Five men made no statements, while the 88-year-old admitted being a guard at Auschwitz but denied committing any crimes, Krauth said.
Prosecutors in Frankfurt said more documents and photographs were seized during raids on the homes of two men aged 89 and 92 in the neighboring state of Hesse. A spokeswoman, Doris Mueller-Scheu, said neither suspect was arrested nor made statements.
In North Rhine-Westphalia, state police said they raided the apartment of a 92-year-old man who admitted being an Auschwitz guard but denied participating in any crimes. They found no incriminating material during the search.
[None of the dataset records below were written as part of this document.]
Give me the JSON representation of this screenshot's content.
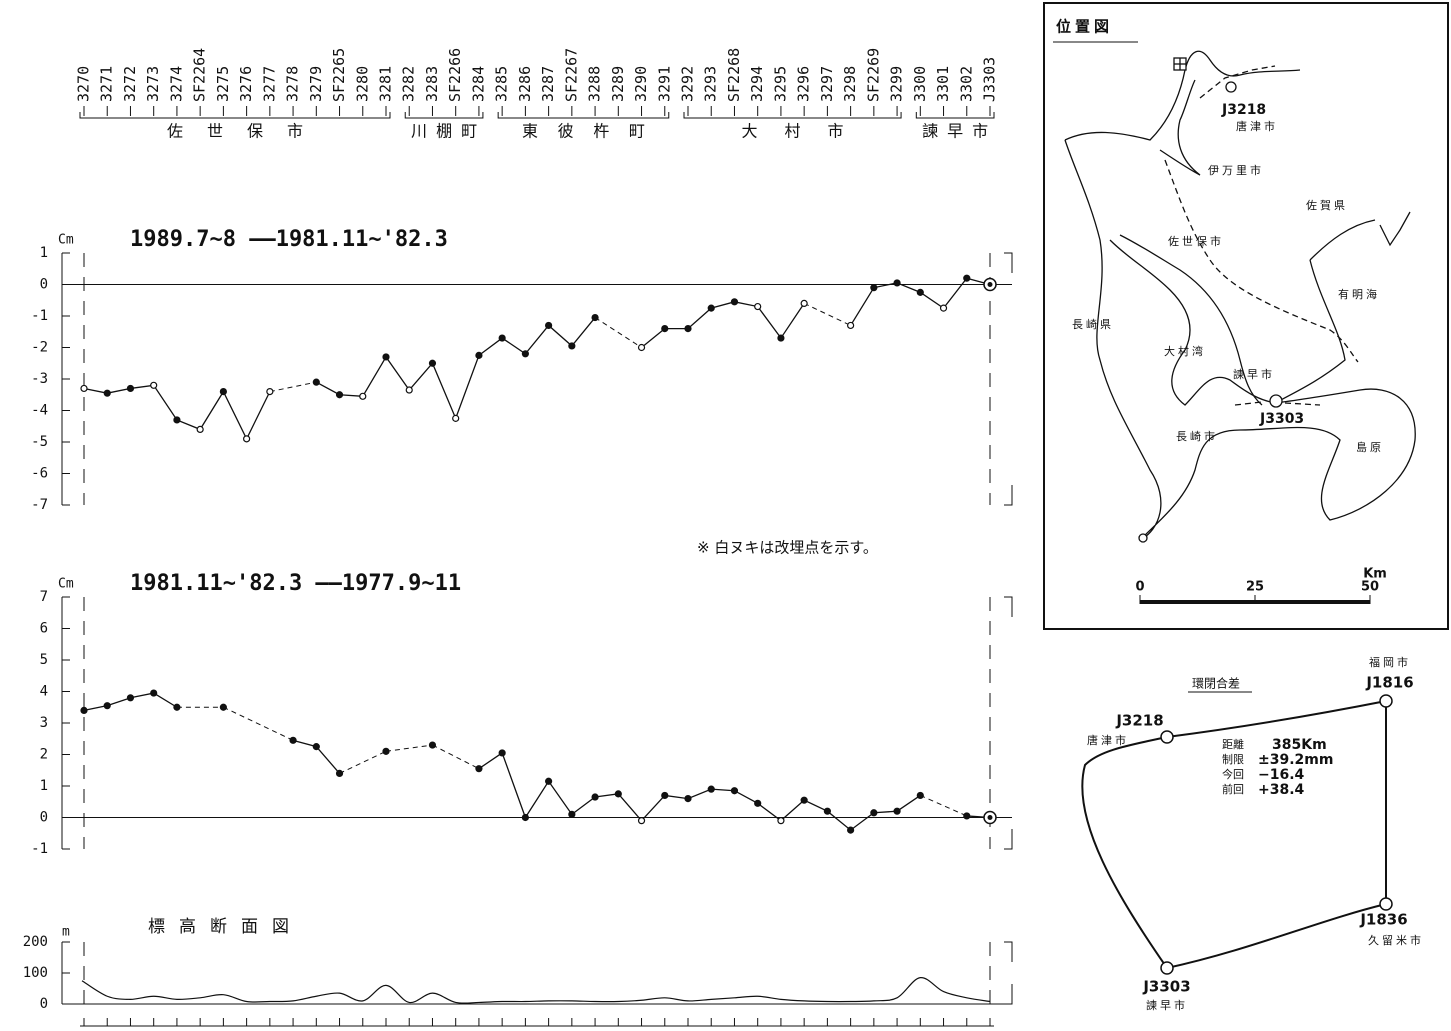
{
  "station_groups": [
    {
      "name": "佐世保市",
      "stations": [
        "3270",
        "3271",
        "3272",
        "3273",
        "3274",
        "SF2264",
        "3275",
        "3276",
        "3277",
        "3278",
        "3279",
        "SF2265",
        "3280",
        "3281"
      ]
    },
    {
      "name": "川棚町",
      "stations": [
        "3282",
        "3283",
        "SF2266",
        "3284"
      ]
    },
    {
      "name": "東彼杵町",
      "stations": [
        "3285",
        "3286",
        "3287",
        "SF2267",
        "3288",
        "3289",
        "3290",
        "3291"
      ]
    },
    {
      "name": "大村市",
      "stations": [
        "3292",
        "3293",
        "SF2268",
        "3294",
        "3295",
        "3296",
        "3297",
        "3298",
        "SF2269",
        "3299"
      ]
    },
    {
      "name": "諫早市",
      "stations": [
        "3300",
        "3301",
        "3302",
        "J3303"
      ]
    }
  ],
  "chart_data": [
    {
      "type": "line",
      "title": "1989.7~8 ——1981.11~'82.3",
      "y_label": "Cm",
      "annotation": "※  白ヌキは改埋点を示す。",
      "ylim": [
        -7,
        1
      ],
      "yticks": [
        -7,
        -6,
        -5,
        -4,
        -3,
        -2,
        -1,
        0,
        1
      ],
      "color": "#111111",
      "values": [
        -3.3,
        -3.45,
        -3.3,
        -3.2,
        -4.3,
        -4.6,
        -3.4,
        -4.9,
        -3.4,
        null,
        -3.1,
        -3.5,
        -3.55,
        -2.3,
        -3.35,
        -2.5,
        -4.25,
        -2.25,
        -1.7,
        -2.2,
        -1.3,
        -1.95,
        -1.05,
        null,
        -2.0,
        -1.4,
        -1.4,
        -0.75,
        -0.55,
        -0.7,
        -1.7,
        -0.6,
        null,
        -1.3,
        -0.1,
        0.05,
        -0.25,
        -0.75,
        0.2,
        0
      ],
      "hollow": [
        true,
        false,
        false,
        true,
        false,
        true,
        false,
        true,
        true,
        false,
        false,
        false,
        true,
        false,
        true,
        false,
        true,
        false,
        false,
        false,
        false,
        false,
        false,
        false,
        true,
        false,
        false,
        false,
        false,
        true,
        false,
        true,
        false,
        true,
        false,
        false,
        false,
        true,
        false,
        false
      ]
    },
    {
      "type": "line",
      "title": "1981.11~'82.3 ——1977.9~11",
      "y_label": "Cm",
      "ylim": [
        -1,
        7
      ],
      "yticks": [
        -1,
        0,
        1,
        2,
        3,
        4,
        5,
        6,
        7
      ],
      "color": "#111111",
      "values": [
        3.4,
        3.55,
        3.8,
        3.95,
        3.5,
        null,
        3.5,
        null,
        null,
        2.45,
        2.25,
        1.4,
        null,
        2.1,
        null,
        2.3,
        null,
        1.55,
        2.05,
        0.0,
        1.15,
        0.1,
        0.65,
        0.75,
        -0.1,
        0.7,
        0.6,
        0.9,
        0.85,
        0.45,
        -0.1,
        0.55,
        0.2,
        -0.4,
        0.15,
        0.2,
        0.7,
        null,
        0.05,
        0
      ],
      "hollow": [
        false,
        false,
        false,
        false,
        false,
        false,
        false,
        false,
        false,
        false,
        false,
        false,
        false,
        false,
        false,
        false,
        false,
        false,
        false,
        false,
        false,
        false,
        false,
        false,
        true,
        false,
        false,
        false,
        false,
        false,
        true,
        false,
        false,
        false,
        false,
        false,
        false,
        false,
        false,
        false
      ]
    },
    {
      "type": "area",
      "title": "標高断面図",
      "y_label": "m",
      "ylim": [
        0,
        200
      ],
      "yticks": [
        0,
        100,
        200
      ],
      "color": "#111111",
      "values": [
        75,
        25,
        15,
        25,
        15,
        20,
        30,
        8,
        8,
        10,
        25,
        35,
        10,
        60,
        5,
        35,
        5,
        5,
        8,
        8,
        10,
        10,
        8,
        8,
        12,
        20,
        10,
        15,
        20,
        25,
        15,
        10,
        8,
        8,
        10,
        20,
        85,
        40,
        20,
        8
      ]
    }
  ],
  "location_map": {
    "title": "位置図",
    "labels": [
      "J3218",
      "唐津市",
      "伊万里市",
      "佐賀県",
      "佐世保市",
      "有明海",
      "長崎県",
      "大村湾",
      "諫早市",
      "J3303",
      "島原",
      "長崎市"
    ],
    "scale": {
      "ticks": [
        0,
        25,
        50
      ],
      "unit": "Km"
    }
  },
  "loop": {
    "title": "環閉合差",
    "nodes": [
      {
        "city": "福岡市",
        "id": "J1816"
      },
      {
        "city": "唐津市",
        "id": "J3218"
      },
      {
        "city": "久留米市",
        "id": "J1836"
      },
      {
        "city": "諫早市",
        "id": "J3303"
      }
    ],
    "rows": [
      [
        "距離",
        "385Km"
      ],
      [
        "制限",
        "±39.2mm"
      ],
      [
        "今回",
        "−16.4"
      ],
      [
        "前回",
        "+38.4"
      ]
    ]
  }
}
The Nazis built six main death camps, all in occupied Poland: Auschwitz, Belzec, Chelmno, Majdanek, Sobibor and Treblinka.
About 1.5 million people, primarily Jews, were killed at Auschwitz from 1940 to 1945. Overall, about 6 million Jews died in the Holocaust.
Since handing off the Auschwitz cases to state prosecutors, federal authorities say they are focusing on identifying guards from other camps, starting with Majdanek. Results of that investigation are expected in a few months.